Still, this touches on that fundamental slippery issue of a post-fact world. How do we tell the “junk science” of the ExxonMobil front groups from that of “junk science” of the scientific establishment? We need that meta-evidence. That ineffable quality that makes us think “yes, that is right.” Let’s say you read two studies on, say, the link between HIV and AIDS. One is done by Harvard medical school, the other is conducted by a school you haven’t heard of in Missouri. It’s traditional to give the study by a well-respected educational institution more weight. However, give that to TV news and talk radio for ten minutes: “Harvard is the ivory tower, full of those godless liberal humanists that are destroying our country. We obviously can’t trust anything they produce.” The core of this climate change debate is that we don’t judge facts as being facts any more.

“Facts” are too intellectual for our new age, where truthiness reigns supreme and everything is framed as a “debate.” 24-hour news networks and talk radio love “debates,” but they don’t like facts. Facts are boring and flat. They taste like cardboard. You can’t opine about a fact for a 25-minute news segment. That’s why the oil lobby has had such success, and exactly why Big Tobacco had pulled the wool over the public’s eyes for so many years.

We are clearly living in a new age. If the Enlightenment was also called the “age of reason,” I wonder what moniker future historians will attach to us. This is an age where a petition by people who are not climate scientists published by an institute that received $630,000 from ExxonMobil, printed in the same font and format as the peer-reviewed journal of the National Academy of Sciences, has the same weight as the report of an intergovernmental panel of Nobel-Prize-winning climate scientists created by the United Nations. It’s a good thing there’s no financial incentive to create a “debate” about whether HIV causes AIDS (good thing the PhARMA lobby makes money from anti-AIDS drugs), or whether the sun revolves around the earth (good thing atlas publishers aren’t in the Fortune 500), or where babies come from (thankfully, condoms are profitable too).

It would be forgivable to America if all of this astroturfing and fake-science promotion were anything new, but it isn’t. Big Tobacco did it first, and they did it best. Who did the ExxonMobils of the world go to when they needed something new “disproven?” They Googled Big Tobacco. Steve Milloy worked for PhilipMorris to attempt disprove the negative health effects of secondhand smoke. He’s still a commentator on “junk science”[7]. Translation: science that can cost multinational corporations money. He is a contributor to Fox News and argues these topics on air, to ExxonMobil’s delight. In fact, they must have been so delighted that they paid his climate change denial organization, the Free Enterprise Action Institute $50,000. If as a society we’ve lost the ability to follow the facts, at least we can follow the money. Has Greenpeace been secretly paying off the IPCC millions of dollars to fake climate change? No. Have the godless liberals at the Nobel Foundation conspired to legitimize the work of “fringe science?” No.
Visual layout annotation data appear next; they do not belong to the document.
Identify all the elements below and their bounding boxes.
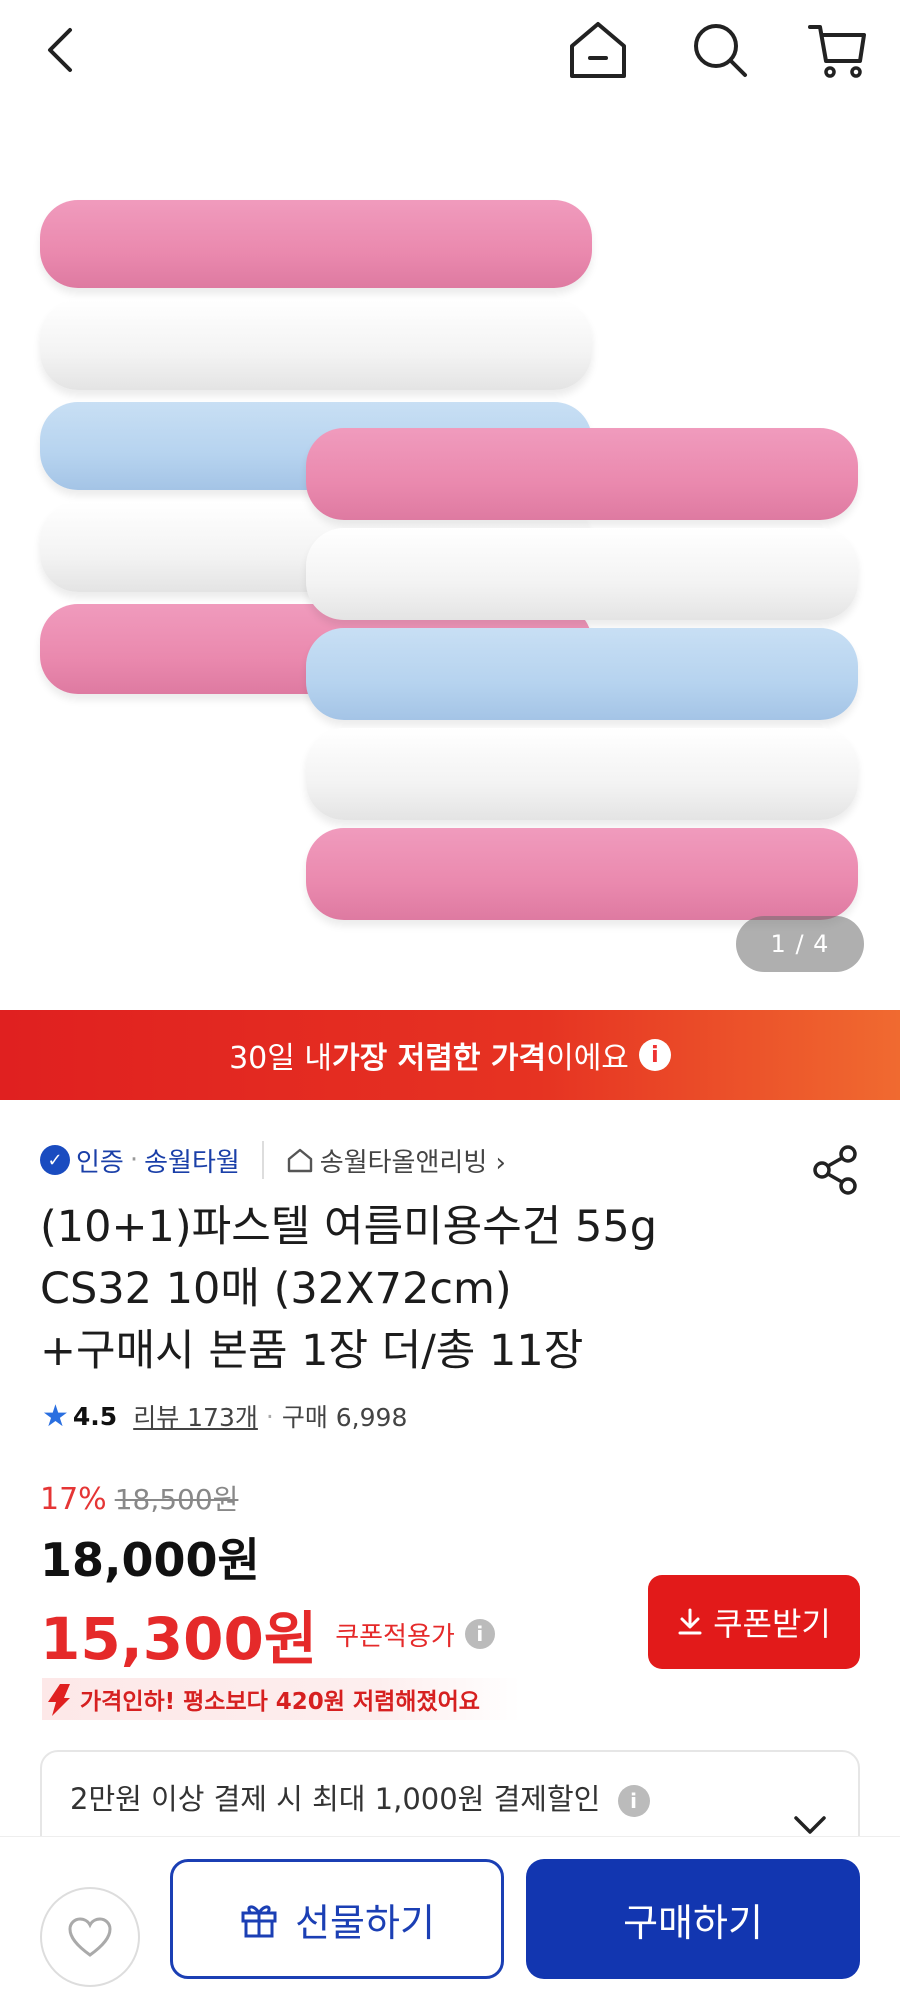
seller-row: ✓ 인증 · 송월타월 송월타올앤리빙 › xyxy=(40,1138,506,1182)
bottom-action-bar: 선물하기 구매하기 xyxy=(0,1836,900,2000)
home-icon xyxy=(570,22,626,78)
towel-white xyxy=(306,528,858,620)
separator-dot: · xyxy=(129,1145,139,1175)
get-coupon-button[interactable]: 쿠폰받기 xyxy=(648,1575,860,1669)
info-icon[interactable]: i xyxy=(617,1785,650,1817)
rating-row: ★ 4.5 리뷰 173개 · 구매 6,998 xyxy=(42,1396,407,1436)
sale-price: 18,000원 xyxy=(40,1533,260,1587)
product-image[interactable]: 1 / 4 xyxy=(0,110,900,1010)
brand-link[interactable]: 송월타월 xyxy=(144,1142,240,1179)
lowest-price-banner[interactable]: 30일 내 가장 저렴한 가격 이에요 i xyxy=(0,1010,900,1100)
review-link[interactable]: 리뷰 173개 xyxy=(133,1398,258,1434)
discount-row: 17% 18,500원 xyxy=(40,1478,238,1518)
title-line: (10+1)파스텔 여름미용수건 55g xyxy=(40,1202,658,1252)
buy-label: 구매하기 xyxy=(623,1900,763,1945)
banner-strong: 가장 저렴한 가격 xyxy=(332,1041,547,1076)
gift-button[interactable]: 선물하기 xyxy=(170,1859,504,1979)
get-coupon-label: 쿠폰받기 xyxy=(713,1605,831,1643)
info-icon[interactable]: i xyxy=(464,1619,495,1649)
price-drop-text: 가격인하! 평소보다 420원 저렴해졌어요 xyxy=(80,1689,480,1715)
shop-name: 송월타올앤리빙 › xyxy=(319,1147,506,1178)
coupon-price-label: 쿠폰적용가 xyxy=(335,1621,455,1652)
chevron-left-icon xyxy=(48,28,72,72)
cart-icon xyxy=(808,25,866,78)
discount-percent: 17% xyxy=(40,1482,107,1517)
towel-pink xyxy=(40,200,592,288)
heart-icon xyxy=(68,1917,112,1957)
divider xyxy=(261,1141,264,1179)
title-line: +구매시 본품 1장 더/총 11장 xyxy=(40,1326,584,1376)
towel-blue xyxy=(306,628,858,720)
image-counter: 1 / 4 xyxy=(736,916,864,972)
title-line: CS32 10매 (32X72cm) xyxy=(40,1264,512,1314)
product-title: (10+1)파스텔 여름미용수건 55g CS32 10매 (32X72cm) … xyxy=(40,1196,800,1382)
back-button[interactable] xyxy=(28,18,92,82)
purchase-count: 구매 6,998 xyxy=(281,1403,408,1432)
banner-prefix: 30일 내 xyxy=(229,1041,332,1076)
share-button[interactable] xyxy=(808,1142,864,1198)
star-icon: ★ xyxy=(42,1398,69,1434)
share-icon xyxy=(813,1145,857,1195)
towel-pink xyxy=(306,428,858,520)
verified-label: 인증 xyxy=(76,1147,124,1178)
price-drop-arrow-icon xyxy=(48,1684,70,1716)
verified-check-icon: ✓ xyxy=(40,1145,70,1175)
rating-score: 4.5 xyxy=(72,1401,118,1431)
buy-button[interactable]: 구매하기 xyxy=(526,1859,860,1979)
search-icon xyxy=(694,24,747,77)
gift-icon xyxy=(241,1905,277,1938)
payment-discount-text: 2만원 이상 결제 시 최대 1,000원 결제할인 xyxy=(70,1782,601,1816)
banner-suffix: 이에요 xyxy=(546,1041,629,1076)
price-drop-badge: 가격인하! 평소보다 420원 저렴해졌어요 xyxy=(42,1678,520,1720)
towel-white xyxy=(40,300,592,390)
wishlist-button[interactable] xyxy=(40,1887,140,1987)
towel-white xyxy=(306,728,858,820)
coupon-price: 15,300원 xyxy=(40,1605,318,1673)
separator-dot: · xyxy=(265,1401,274,1431)
coupon-price-row: 15,300원 쿠폰적용가 i xyxy=(40,1592,495,1676)
search-button[interactable] xyxy=(688,18,752,82)
download-icon xyxy=(678,1608,702,1635)
top-nav-bar xyxy=(0,0,900,110)
gift-label: 선물하기 xyxy=(295,1900,435,1945)
chevron-down-icon xyxy=(794,1816,826,1834)
home-button[interactable] xyxy=(566,18,630,82)
shop-link[interactable]: 송월타올앤리빙 › xyxy=(286,1142,506,1179)
home-outline-icon xyxy=(287,1148,312,1173)
original-price: 18,500원 xyxy=(114,1483,239,1516)
cart-button[interactable] xyxy=(806,18,870,82)
info-icon[interactable]: i xyxy=(638,1039,671,1071)
towel-pink xyxy=(306,828,858,920)
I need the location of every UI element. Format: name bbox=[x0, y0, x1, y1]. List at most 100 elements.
There are two groups of people. One are scientists, one are not. One is bought and paid for by the oil industry, one is not. One says that a problem that could cost the oil industry lots of money exists; one says it doesn’t. Which group are you going to believe? We’ll have to go with the one with the most truthiness.

  1. [1] Hofstader, Douglas. Gödel, Escher Bach: An Eternal Golden Braid. New York: Basic Books, 1999.
  2. [2] “ExxonMobil Report: Smoke Mirrors & Hot Air.” Union of Concerned Scientists. Union of Concerned Scientists, 02 Dec 2007. Web. 24 Mar 2010. http://www.ucsusa.org/global_warming/science_and_impacts/global_warming_contrarians/exxonmobil-report-smoke.html.
  3. [3] “Merriam-Webster’s Word of the Year 2006″. Merriam-Webster. March 10, 2010 http://www.merriam-webster.com/info/06words.htm.
  4. [4] Nickerson, Raymond S. “Confirmation Bias: A Ubiquitous Phenomenon in Many Guises.” Review of General Psychology 2.2 (1998): 175-220. Web. 12 Mar 2010.